The Age, 4 August 2009

A national survey of secondary school students’ sexual health practices, thoughts and opinions has found that one third of all respondents revealed that they have experienced unwanted sex.

The fourth National Survey of Secondary Students and Sexual Health, administered by the Australian Research Centre for Sex, Health and Society at La Trobe University, surveyed 2926 Year 10 and Year 12 students.

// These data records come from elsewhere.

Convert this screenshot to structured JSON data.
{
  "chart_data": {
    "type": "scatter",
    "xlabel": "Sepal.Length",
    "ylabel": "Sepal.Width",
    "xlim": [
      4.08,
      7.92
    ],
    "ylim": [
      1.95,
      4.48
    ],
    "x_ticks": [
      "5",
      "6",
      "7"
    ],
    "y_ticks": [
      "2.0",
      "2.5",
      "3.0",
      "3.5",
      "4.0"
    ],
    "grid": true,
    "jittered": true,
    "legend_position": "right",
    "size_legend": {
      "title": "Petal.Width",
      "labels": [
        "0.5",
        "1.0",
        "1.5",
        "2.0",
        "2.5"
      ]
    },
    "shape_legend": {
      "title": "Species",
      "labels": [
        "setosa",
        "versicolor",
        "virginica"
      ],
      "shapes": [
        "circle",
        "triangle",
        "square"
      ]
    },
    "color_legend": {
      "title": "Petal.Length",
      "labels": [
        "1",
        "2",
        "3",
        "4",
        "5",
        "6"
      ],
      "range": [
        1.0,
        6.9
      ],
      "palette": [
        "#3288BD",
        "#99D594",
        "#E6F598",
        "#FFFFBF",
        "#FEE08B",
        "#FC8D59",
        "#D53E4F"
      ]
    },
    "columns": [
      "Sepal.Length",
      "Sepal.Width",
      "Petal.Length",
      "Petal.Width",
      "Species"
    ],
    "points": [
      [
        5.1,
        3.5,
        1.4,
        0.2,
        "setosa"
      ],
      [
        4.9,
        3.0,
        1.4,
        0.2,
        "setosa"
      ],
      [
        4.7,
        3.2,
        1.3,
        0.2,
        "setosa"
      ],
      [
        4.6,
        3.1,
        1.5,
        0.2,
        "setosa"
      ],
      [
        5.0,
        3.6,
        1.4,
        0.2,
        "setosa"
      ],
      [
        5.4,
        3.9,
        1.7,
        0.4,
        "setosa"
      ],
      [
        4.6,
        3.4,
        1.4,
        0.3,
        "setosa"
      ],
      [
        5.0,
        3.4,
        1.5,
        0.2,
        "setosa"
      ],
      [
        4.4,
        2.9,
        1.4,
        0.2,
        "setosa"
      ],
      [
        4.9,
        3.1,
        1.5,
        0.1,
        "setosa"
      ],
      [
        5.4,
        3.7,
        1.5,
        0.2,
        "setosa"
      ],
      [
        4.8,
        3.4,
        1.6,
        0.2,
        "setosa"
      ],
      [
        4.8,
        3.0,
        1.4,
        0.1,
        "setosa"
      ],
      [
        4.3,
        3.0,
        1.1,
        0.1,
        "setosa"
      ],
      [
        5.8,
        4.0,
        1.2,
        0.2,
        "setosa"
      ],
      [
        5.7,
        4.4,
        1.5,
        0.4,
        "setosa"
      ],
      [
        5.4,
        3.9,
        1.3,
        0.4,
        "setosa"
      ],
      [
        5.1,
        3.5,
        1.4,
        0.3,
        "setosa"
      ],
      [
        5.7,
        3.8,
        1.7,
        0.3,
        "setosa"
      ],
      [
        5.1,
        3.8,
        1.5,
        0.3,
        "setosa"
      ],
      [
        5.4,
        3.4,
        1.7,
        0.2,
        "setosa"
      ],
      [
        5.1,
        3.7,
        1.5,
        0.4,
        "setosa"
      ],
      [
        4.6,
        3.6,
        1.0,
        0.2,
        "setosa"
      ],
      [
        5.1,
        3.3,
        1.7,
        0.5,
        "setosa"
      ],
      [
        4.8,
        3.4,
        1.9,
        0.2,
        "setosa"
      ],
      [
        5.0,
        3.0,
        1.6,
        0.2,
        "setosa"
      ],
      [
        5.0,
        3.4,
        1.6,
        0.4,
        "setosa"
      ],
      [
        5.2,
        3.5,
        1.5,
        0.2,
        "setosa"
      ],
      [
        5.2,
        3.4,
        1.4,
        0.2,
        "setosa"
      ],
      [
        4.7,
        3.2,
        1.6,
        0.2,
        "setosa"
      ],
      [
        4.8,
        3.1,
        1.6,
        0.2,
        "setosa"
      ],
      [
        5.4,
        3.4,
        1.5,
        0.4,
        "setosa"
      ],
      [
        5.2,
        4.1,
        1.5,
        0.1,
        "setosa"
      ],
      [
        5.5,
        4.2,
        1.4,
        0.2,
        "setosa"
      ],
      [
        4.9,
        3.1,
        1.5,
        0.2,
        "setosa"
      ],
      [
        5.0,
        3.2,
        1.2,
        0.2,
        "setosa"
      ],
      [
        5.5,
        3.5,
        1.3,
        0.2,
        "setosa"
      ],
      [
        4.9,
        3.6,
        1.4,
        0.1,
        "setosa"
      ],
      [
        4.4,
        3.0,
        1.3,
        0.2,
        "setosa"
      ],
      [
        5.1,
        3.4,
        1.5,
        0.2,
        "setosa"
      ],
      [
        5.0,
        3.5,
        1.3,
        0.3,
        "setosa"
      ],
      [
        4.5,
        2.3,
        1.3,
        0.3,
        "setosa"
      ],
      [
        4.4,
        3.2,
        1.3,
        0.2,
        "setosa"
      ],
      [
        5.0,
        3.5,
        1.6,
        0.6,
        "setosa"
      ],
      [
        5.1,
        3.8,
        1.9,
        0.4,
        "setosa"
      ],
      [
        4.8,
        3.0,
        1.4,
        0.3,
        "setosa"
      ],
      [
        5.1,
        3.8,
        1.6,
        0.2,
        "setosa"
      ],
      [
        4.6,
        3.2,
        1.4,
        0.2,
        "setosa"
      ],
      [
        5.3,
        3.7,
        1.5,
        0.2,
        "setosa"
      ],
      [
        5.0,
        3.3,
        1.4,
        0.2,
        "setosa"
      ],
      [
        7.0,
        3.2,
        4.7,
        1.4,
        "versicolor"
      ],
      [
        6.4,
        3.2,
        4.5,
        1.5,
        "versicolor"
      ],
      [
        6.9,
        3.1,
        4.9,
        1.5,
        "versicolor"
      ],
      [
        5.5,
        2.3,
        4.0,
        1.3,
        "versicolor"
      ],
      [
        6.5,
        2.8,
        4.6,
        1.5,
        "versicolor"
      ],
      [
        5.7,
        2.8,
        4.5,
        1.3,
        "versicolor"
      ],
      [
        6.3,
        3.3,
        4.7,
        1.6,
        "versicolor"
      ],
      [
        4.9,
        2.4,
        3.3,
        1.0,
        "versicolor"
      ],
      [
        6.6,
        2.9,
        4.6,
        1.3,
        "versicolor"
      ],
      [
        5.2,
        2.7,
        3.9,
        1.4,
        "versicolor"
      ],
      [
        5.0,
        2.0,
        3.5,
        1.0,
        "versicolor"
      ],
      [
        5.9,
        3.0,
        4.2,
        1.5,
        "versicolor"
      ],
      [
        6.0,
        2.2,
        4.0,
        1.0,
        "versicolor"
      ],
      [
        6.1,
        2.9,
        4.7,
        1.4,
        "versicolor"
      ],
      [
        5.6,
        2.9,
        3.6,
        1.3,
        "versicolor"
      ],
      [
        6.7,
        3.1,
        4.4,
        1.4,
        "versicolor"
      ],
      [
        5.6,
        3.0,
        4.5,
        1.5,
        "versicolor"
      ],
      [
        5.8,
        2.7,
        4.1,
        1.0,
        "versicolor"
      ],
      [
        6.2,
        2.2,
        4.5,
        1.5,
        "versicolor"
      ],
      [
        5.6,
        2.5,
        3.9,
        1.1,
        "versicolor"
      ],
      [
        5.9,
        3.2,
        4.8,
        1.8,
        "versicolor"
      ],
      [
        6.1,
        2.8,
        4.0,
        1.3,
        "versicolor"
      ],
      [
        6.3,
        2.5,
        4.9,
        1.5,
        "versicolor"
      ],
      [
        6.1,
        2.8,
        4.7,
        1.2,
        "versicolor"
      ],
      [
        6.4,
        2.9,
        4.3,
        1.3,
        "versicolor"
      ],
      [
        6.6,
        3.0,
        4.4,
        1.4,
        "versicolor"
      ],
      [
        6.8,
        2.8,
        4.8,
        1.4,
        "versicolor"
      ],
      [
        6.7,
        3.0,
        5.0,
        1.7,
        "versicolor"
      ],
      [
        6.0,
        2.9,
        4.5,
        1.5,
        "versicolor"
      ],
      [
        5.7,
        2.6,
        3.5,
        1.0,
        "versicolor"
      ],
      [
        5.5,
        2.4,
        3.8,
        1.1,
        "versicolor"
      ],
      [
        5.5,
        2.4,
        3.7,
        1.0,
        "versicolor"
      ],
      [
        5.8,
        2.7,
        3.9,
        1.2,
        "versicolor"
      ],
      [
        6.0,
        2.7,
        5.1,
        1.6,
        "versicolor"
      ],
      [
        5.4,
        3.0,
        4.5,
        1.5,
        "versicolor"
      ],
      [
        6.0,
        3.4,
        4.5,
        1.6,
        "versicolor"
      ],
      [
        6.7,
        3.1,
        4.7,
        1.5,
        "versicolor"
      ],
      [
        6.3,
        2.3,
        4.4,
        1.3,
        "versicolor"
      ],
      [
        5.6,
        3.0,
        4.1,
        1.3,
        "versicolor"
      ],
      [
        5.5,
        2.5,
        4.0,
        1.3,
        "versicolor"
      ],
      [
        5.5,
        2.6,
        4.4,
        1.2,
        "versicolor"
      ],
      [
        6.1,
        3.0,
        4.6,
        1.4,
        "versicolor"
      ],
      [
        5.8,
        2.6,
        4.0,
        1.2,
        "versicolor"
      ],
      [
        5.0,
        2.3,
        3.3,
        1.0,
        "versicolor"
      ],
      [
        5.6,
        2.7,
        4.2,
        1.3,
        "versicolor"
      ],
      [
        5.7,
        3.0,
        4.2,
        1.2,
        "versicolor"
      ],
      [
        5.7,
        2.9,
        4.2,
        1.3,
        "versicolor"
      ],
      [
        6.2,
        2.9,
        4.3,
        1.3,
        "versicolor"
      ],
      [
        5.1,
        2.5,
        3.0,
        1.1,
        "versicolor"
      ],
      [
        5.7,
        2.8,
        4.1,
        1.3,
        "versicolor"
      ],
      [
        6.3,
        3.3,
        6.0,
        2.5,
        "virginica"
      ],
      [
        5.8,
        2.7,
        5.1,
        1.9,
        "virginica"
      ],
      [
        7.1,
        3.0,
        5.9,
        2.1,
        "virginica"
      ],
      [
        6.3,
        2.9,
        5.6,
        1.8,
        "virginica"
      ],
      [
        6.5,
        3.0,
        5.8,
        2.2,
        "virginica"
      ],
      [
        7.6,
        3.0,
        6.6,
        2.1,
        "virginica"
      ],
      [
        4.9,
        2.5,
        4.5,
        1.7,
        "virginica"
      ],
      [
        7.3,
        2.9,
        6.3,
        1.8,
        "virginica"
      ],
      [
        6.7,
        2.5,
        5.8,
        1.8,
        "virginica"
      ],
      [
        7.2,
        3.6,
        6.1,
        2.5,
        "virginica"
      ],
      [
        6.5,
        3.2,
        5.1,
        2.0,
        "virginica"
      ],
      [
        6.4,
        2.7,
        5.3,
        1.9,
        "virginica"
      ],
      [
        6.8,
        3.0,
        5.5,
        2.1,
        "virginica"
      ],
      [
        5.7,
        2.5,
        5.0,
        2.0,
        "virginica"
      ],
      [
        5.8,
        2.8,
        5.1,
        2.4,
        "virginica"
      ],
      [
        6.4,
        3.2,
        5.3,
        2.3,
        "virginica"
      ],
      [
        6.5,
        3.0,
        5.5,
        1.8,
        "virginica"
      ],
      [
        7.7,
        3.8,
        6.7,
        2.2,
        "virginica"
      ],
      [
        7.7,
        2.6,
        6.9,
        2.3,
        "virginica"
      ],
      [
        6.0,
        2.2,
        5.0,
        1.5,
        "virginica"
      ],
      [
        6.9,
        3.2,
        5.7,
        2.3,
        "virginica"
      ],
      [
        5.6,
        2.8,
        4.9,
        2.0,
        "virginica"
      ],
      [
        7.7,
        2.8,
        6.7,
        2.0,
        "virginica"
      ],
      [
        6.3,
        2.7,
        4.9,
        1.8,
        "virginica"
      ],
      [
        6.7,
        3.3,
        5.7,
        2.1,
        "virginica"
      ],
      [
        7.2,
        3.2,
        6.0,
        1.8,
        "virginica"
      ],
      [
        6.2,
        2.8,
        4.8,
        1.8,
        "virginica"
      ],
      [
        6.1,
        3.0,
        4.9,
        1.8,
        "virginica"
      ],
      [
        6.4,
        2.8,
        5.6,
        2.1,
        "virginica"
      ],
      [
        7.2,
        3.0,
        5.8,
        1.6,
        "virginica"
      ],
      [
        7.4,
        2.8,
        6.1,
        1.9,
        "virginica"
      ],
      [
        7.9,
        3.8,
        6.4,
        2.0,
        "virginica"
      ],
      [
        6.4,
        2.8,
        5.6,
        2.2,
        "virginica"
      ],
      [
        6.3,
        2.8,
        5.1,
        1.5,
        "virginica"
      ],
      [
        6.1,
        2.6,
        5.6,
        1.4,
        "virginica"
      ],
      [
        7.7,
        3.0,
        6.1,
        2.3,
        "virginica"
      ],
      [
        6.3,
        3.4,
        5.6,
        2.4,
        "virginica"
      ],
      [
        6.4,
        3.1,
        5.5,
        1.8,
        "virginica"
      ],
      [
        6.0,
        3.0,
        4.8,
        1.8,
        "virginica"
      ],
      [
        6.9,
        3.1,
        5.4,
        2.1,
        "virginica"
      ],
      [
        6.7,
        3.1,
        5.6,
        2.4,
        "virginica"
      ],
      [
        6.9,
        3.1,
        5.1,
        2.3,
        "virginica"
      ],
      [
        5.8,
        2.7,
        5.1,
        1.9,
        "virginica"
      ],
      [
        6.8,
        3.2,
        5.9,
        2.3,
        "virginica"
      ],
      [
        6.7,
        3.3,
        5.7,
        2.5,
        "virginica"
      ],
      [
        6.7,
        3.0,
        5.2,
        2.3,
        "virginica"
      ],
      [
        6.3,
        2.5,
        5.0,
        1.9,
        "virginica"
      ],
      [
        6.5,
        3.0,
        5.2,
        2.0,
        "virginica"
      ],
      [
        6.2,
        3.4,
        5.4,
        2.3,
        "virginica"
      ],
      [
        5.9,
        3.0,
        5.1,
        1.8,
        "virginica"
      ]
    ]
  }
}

The results showed that the two most dominate reasons for unwanted sex were being pressured by their partner and ‘just being drunk’. Professor Anthony Smith, one of the project’s researchers, told The Age that ‘strikingly, girls in Year 12 were having more sexual partners and drinking 30 per cent more than they did when a similar survey was done in 2002’.

Professor Smith argued that the survey findings called attention to the fact that secondary school students needed sex education in schools to ‘better explain links between underage drinking and sexual behaviour that might be accompanied with regret later’.

However, secondary school students seem to have a ‘healthy awareness’ of safe-sex practices, with the survey results showing high usage of condoms and contraceptives in sexually active teenagers.

The survey also found that teenagers today are not embarrassed to ask for questions about sex, with 88 per cent of respondents saying that they had actively asked for information from adults and peers.

Comparing the current survey results with those of previous years, Professor Smith stated that ‘we are not seeing broad general trends but changes that are gender and year-level specific. For the most part, young people are having sex because they want to and they are enjoying it. They are also using condoms and contraception to reduce the risk of sexually transmitted disease and pregnancy’.